Regelmäßiger Rhythmus


Nach heutiger Kenntnis ist die Schlafkrankheit nicht heilbar – stattdessen gilt es, einen Weg zu finden, mit ihr zu leben. Aufgrund der sehr unterschiedlichen Ausprägung der Krankheit ist die Behandlung individuell, sie wird häufig zusammen mit Schlafmedizinern über einen längeren Zeitraum entwickelt.

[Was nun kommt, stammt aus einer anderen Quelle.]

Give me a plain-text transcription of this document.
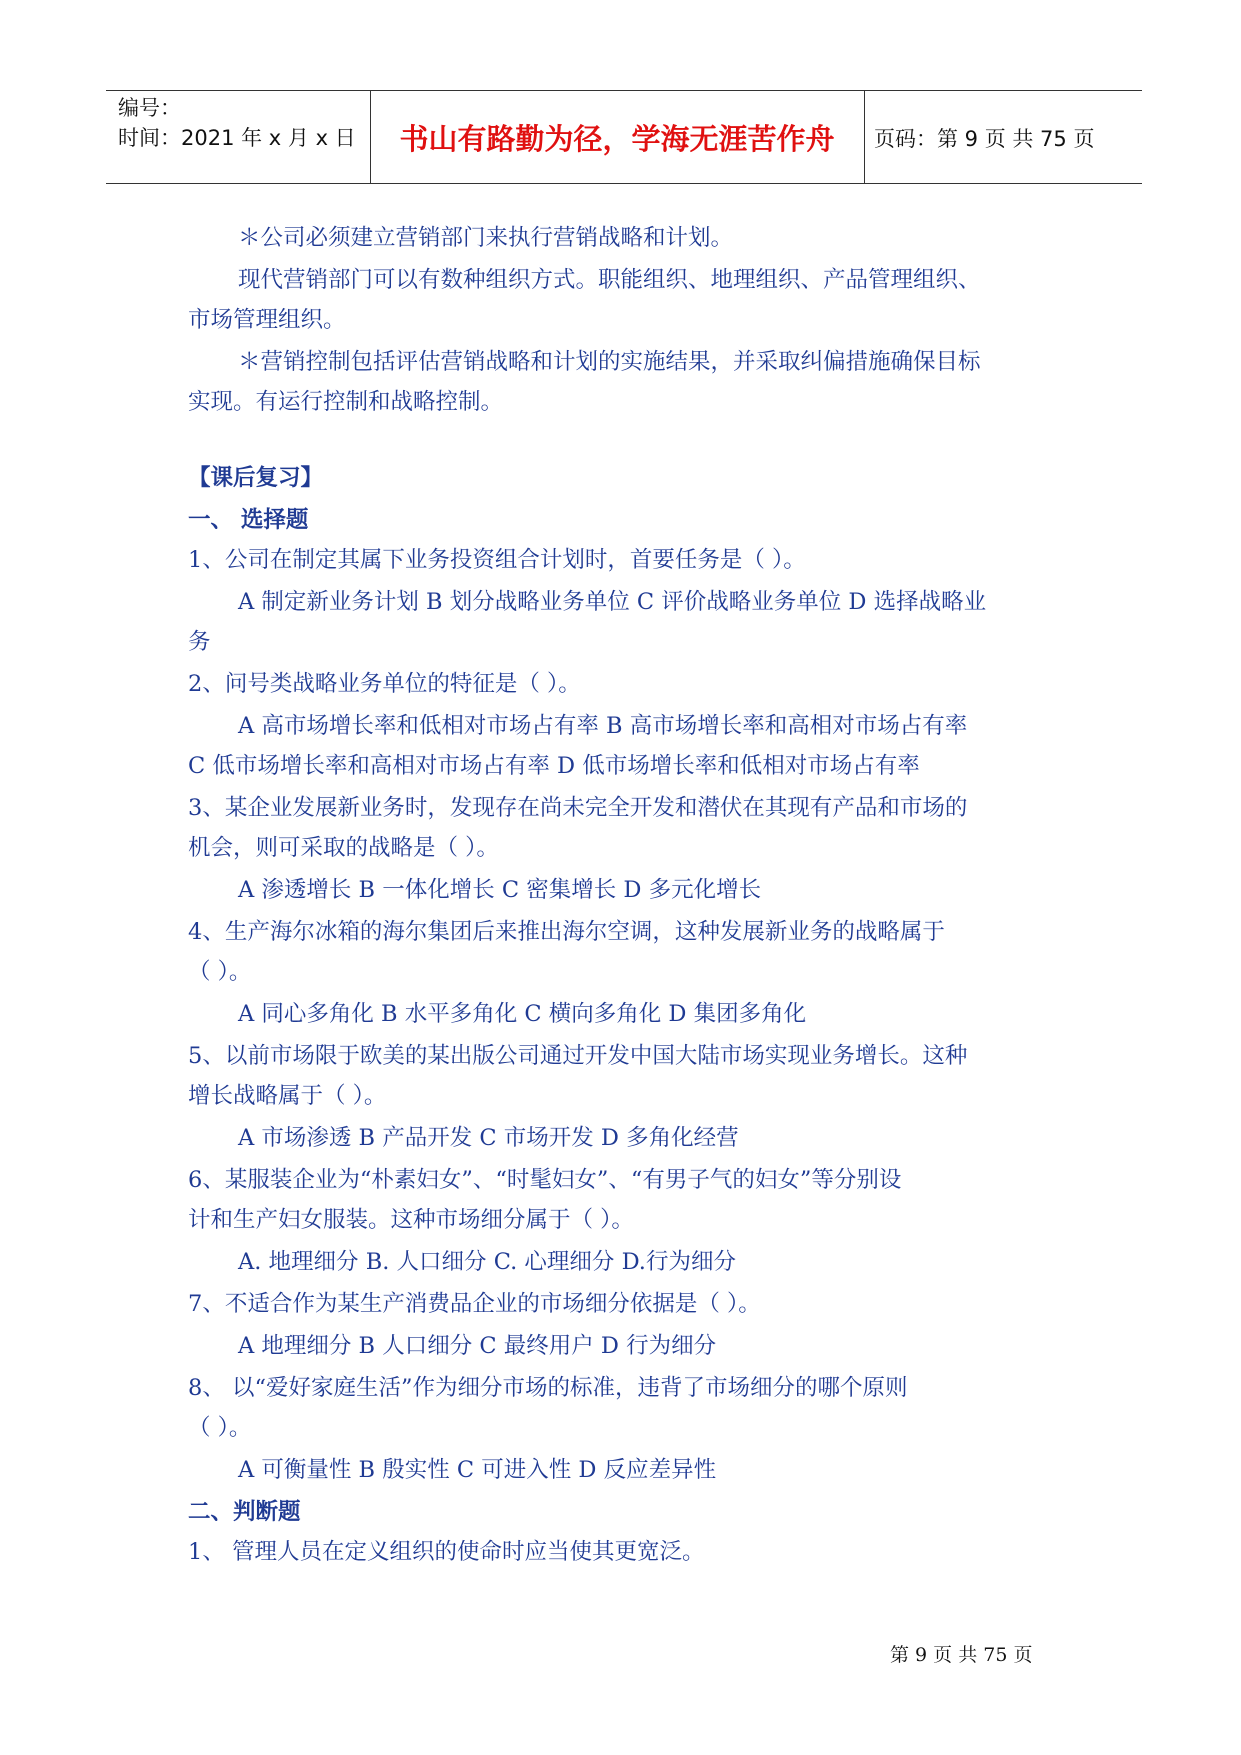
编号：
时间：2021 年 x 月 x 日	书山有路勤为径，学海无涯苦作舟	页码：第 9 页 共 75 页
＊公司必须建立营销部门来执行营销战略和计划。
现代营销部门可以有数种组织方式。职能组织、地理组织、产品管理组织、
市场管理组织。
＊营销控制包括评估营销战略和计划的实施结果，并采取纠偏措施确保目标
实现。有运行控制和战略控制。
【课后复习】
一、 选择题
1、公司在制定其属下业务投资组合计划时，首要任务是（ ）。
A 制定新业务计划 B 划分战略业务单位 C 评价战略业务单位 D 选择战略业
务
2、问号类战略业务单位的特征是（ ）。
A 高市场增长率和低相对市场占有率 B 高市场增长率和高相对市场占有率
C 低市场增长率和高相对市场占有率 D 低市场增长率和低相对市场占有率
3、某企业发展新业务时，发现存在尚未完全开发和潜伏在其现有产品和市场的
机会，则可采取的战略是（ ）。
A 渗透增长 B 一体化增长 C 密集增长 D 多元化增长
4、生产海尔冰箱的海尔集团后来推出海尔空调，这种发展新业务的战略属于
（ ）。
A 同心多角化 B 水平多角化 C 横向多角化 D 集团多角化
5、以前市场限于欧美的某出版公司通过开发中国大陆市场实现业务增长。这种
增长战略属于（ ）。
A 市场渗透 B 产品开发 C 市场开发 D 多角化经营
6、某服装企业为“朴素妇女”、“时髦妇女”、“有男子气的妇女”等分别设
计和生产妇女服装。这种市场细分属于（ ）。
A. 地理细分 B. 人口细分 C. 心理细分 D.行为细分
7、不适合作为某生产消费品企业的市场细分依据是（ ）。
A 地理细分 B 人口细分 C 最终用户 D 行为细分
8、 以“爱好家庭生活”作为细分市场的标准，违背了市场细分的哪个原则
（ ）。
A 可衡量性 B 殷实性 C 可进入性 D 反应差异性
二、判断题
1、 管理人员在定义组织的使命时应当使其更宽泛。
第 9 页 共 75 页
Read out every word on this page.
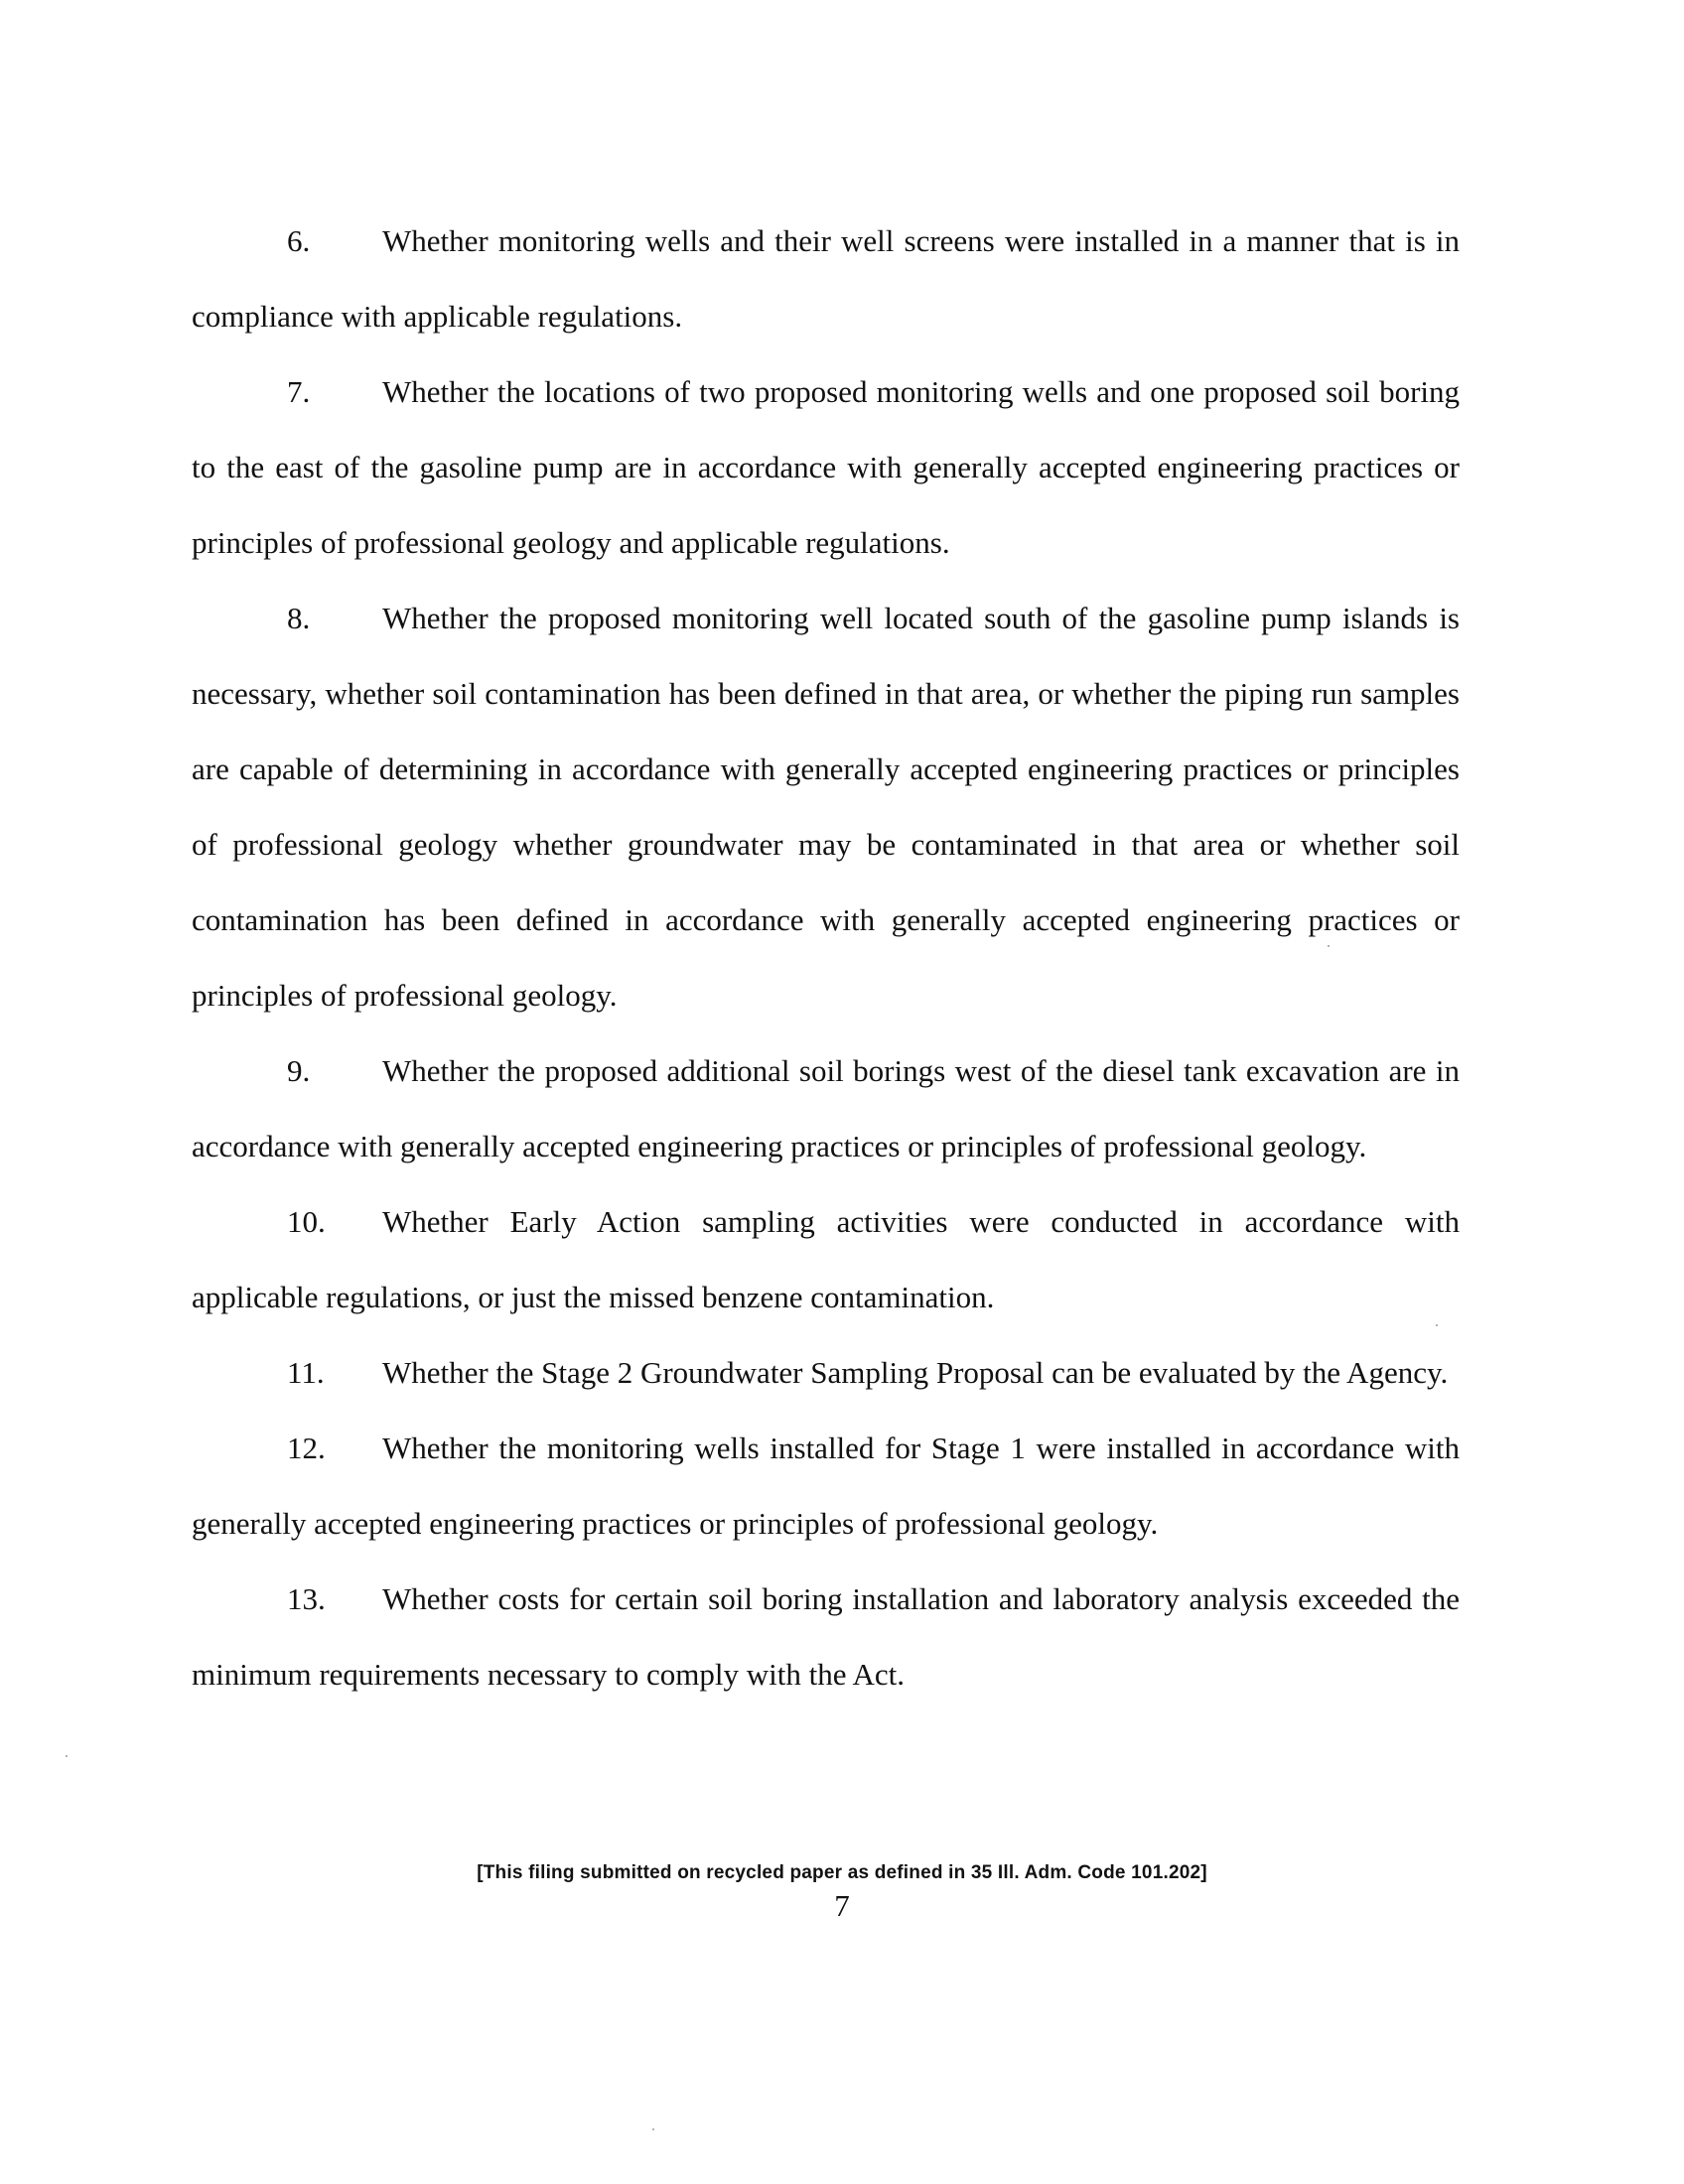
6. Whether monitoring wells and their well screens were installed in a manner that is in compliance with applicable regulations.

7. Whether the locations of two proposed monitoring wells and one proposed soil boring to the east of the gasoline pump are in accordance with generally accepted engineering practices or principles of professional geology and applicable regulations.

8. Whether the proposed monitoring well located south of the gasoline pump islands is necessary, whether soil contamination has been defined in that area, or whether the piping run samples are capable of determining in accordance with generally accepted engineering practices or principles of professional geology whether groundwater may be contaminated in that area or whether soil contamination has been defined in accordance with generally accepted engineering practices or principles of professional geology.

9. Whether the proposed additional soil borings west of the diesel tank excavation are in accordance with generally accepted engineering practices or principles of professional geology.

10. Whether Early Action sampling activities were conducted in accordance with applicable regulations, or just the missed benzene contamination.

11. Whether the Stage 2 Groundwater Sampling Proposal can be evaluated by the Agency.

12. Whether the monitoring wells installed for Stage 1 were installed in accordance with generally accepted engineering practices or principles of professional geology.

13. Whether costs for certain soil boring installation and laboratory analysis exceeded the minimum requirements necessary to comply with the Act.

[This filing submitted on recycled paper as defined in 35 Ill. Adm. Code 101.202]

7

Eine Reihe von Medikamenten hilft, etwa gegen Müdigkeit am Tag, gegen Kataplexien oder zur Förderung eines ruhigen Schlafs in der Nacht.

Wichtiger noch ist es, das Leben an die Krankheit anzupassen. So raten Experten zu regelmäßigen Schlaf- und Wachphasen. Gefahrensituationen wie Autofahren oder Kochen sollten nicht ganz vermeiden werden: Sinnvoll ist es, diese Tätigkeiten auszuüben, wenn das Risiko eines ungewollten Schlafs gering ist. Betroffene sollten unbedingt die Familie, Freunde und Kollegen über die Krankheit informieren, um das manchmal seltsame Verhalten verständlich zu machen und im sozialen Umfeld ein weitgehend normales Leben führen zu können. Finden Narkoleptiker zu einem strukturierten Lebensstil, der es ihm erlaubt, die Krankheit zu beherrschen – und nicht umgekehrt von ihr dominiert zu werden, kann sich der Leidensdruck durchaus in Grenzen halten. Auch Humor zählt zu den heilenden Kräften.